Ist dieses Problem schon hinreichend damit gelöst, daß man die notwendige Angewiesenheit des (auf Gott transzendierenden) Menschen auf Geschichte aufzeigt? Die heutige Diskussion der Frage erweckt tatsächlich den Eindruck, daß man mit dem Aufweis dieser beiden notwendigen Bedingungen der Möglichkeit von Offenbarung - nämlich der Transzendenz des Menschen auf Gott und der geschichtlichen Verfaßtheit seiner Freiheit - bereits die Möglichkeit von Offenbarung hinreichend erwiesen glaubt.

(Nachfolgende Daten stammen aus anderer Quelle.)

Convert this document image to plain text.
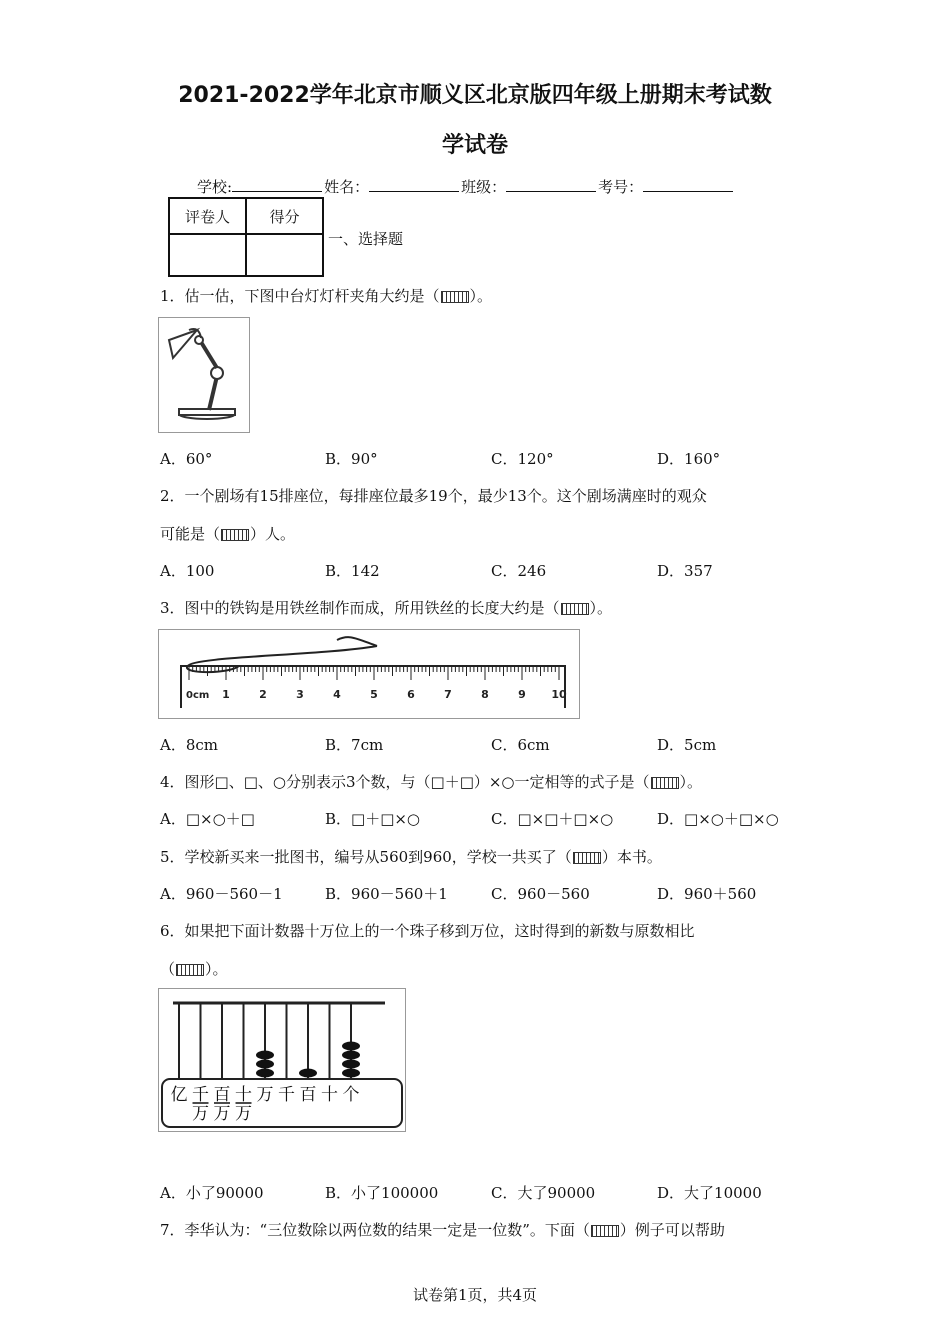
2021-2022学年北京市顺义区北京版四年级上册期末考试数
学试卷
学校:	姓名：	班级：	考号：
评卷人	得分

一、选择题
1．估一估，下图中台灯灯杆夹角大约是（ ）。
A．60°	B．90°	C．120°	D．160°
2．一个剧场有15排座位，每排座位最多19个，最少13个。这个剧场满座时的观众
可能是（ ）人。
A．100	B．142	C．246	D．357
3．图中的铁钩是用铁丝制作而成，所用铁丝的长度大约是（ ）。
0cm 1	2	3	4	5	6	7	8	9 10
A．8cm	B．7cm	C．6cm	D．5cm
4．图形□、□、○分别表示3个数，与（□＋□）×○一定相等的式子是（ ）。
A．□×○＋□	B．□＋□×○	C．□×□＋□×○	D．□×○＋□×○
5．学校新买来一批图书，编号从560到960，学校一共买了（ ）本书。
A．960－560－1	B．960－560＋1	C．960－560	D．960＋560
6．如果把下面计数器十万位上的一个珠子移到万位，这时得到的新数与原数相比
（ ）。
亿 千 百 十 万 千 百 十 个
万 万 万
A．小了90000	B．小了100000	C．大了90000	D．大了10000
7．李华认为：“三位数除以两位数的结果一定是一位数”。下面（ ）例子可以帮助
试卷第1页，共4页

"Nur wenn in einer metaphysischen Anthropologie gezeigt ist, daß die Begründung der geistigen Existenz des Menschen durch geschichtliche Ereignisse und so das Fragen nach geschichtlichen Vorkommnissen von vornherein zum Wesen des Menschen und damit zu seinen unabdingbaren Pflichten gehört, ist ein Subjekt für die Annahme des Beweises einer bestimmten geschichtlichen Tatsache geschaffen und die Schwierigkeit einer rationalistischen und aufklärerischen Philosophie, etwa eines Lessing, grundsätzlich überwunden, die Schwierigkeit nämlich, daß für die Begründung 'notwendiger' Wahrheiten, das heißt von für die Existenz', für das 'Heil' des Menschen grundlegenden Wahrheiten, eine geschichtliche Tatsache von vornherein nicht in Betracht kommen könne" (7).

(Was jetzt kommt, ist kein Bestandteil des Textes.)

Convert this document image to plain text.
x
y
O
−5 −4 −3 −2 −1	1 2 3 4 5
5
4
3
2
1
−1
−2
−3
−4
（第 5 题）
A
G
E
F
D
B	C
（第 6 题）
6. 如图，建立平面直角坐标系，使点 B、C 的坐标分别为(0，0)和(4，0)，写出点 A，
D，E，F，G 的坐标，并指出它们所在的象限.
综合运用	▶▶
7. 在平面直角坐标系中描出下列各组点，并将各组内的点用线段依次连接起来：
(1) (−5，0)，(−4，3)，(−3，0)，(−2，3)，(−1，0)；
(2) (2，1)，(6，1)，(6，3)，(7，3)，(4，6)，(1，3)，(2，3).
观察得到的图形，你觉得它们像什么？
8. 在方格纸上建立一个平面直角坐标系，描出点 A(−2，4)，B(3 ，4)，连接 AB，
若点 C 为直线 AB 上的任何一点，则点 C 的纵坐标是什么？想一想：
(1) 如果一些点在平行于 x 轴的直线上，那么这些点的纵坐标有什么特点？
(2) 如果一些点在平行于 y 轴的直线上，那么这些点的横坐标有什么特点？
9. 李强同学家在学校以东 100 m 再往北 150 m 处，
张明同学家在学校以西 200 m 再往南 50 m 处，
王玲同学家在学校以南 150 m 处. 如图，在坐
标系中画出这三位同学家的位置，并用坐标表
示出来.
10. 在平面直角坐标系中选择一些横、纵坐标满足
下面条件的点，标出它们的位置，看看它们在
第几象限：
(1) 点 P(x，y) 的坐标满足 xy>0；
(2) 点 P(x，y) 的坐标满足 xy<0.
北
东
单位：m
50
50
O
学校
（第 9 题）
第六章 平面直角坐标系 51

"... gerade intellektuelle Redlichkeit kann selbstkritisch verstehen, daß echte Geschichte nicht durch Theorie über Geschichtlichkeit ersetzt werden kann und daß die konkrete, nie adäquat reflektierte Geschichte die notwendige Vermittlung für die geistig-transzendentale Geistigkeit und Freiheit des Menschen ist, daß man also dem endlichen Raumzeitlichen sich anvertrauen muß, um das Ewige nicht nur im abstrakten Begriff, sondern in ihm selbst zu haben" (8).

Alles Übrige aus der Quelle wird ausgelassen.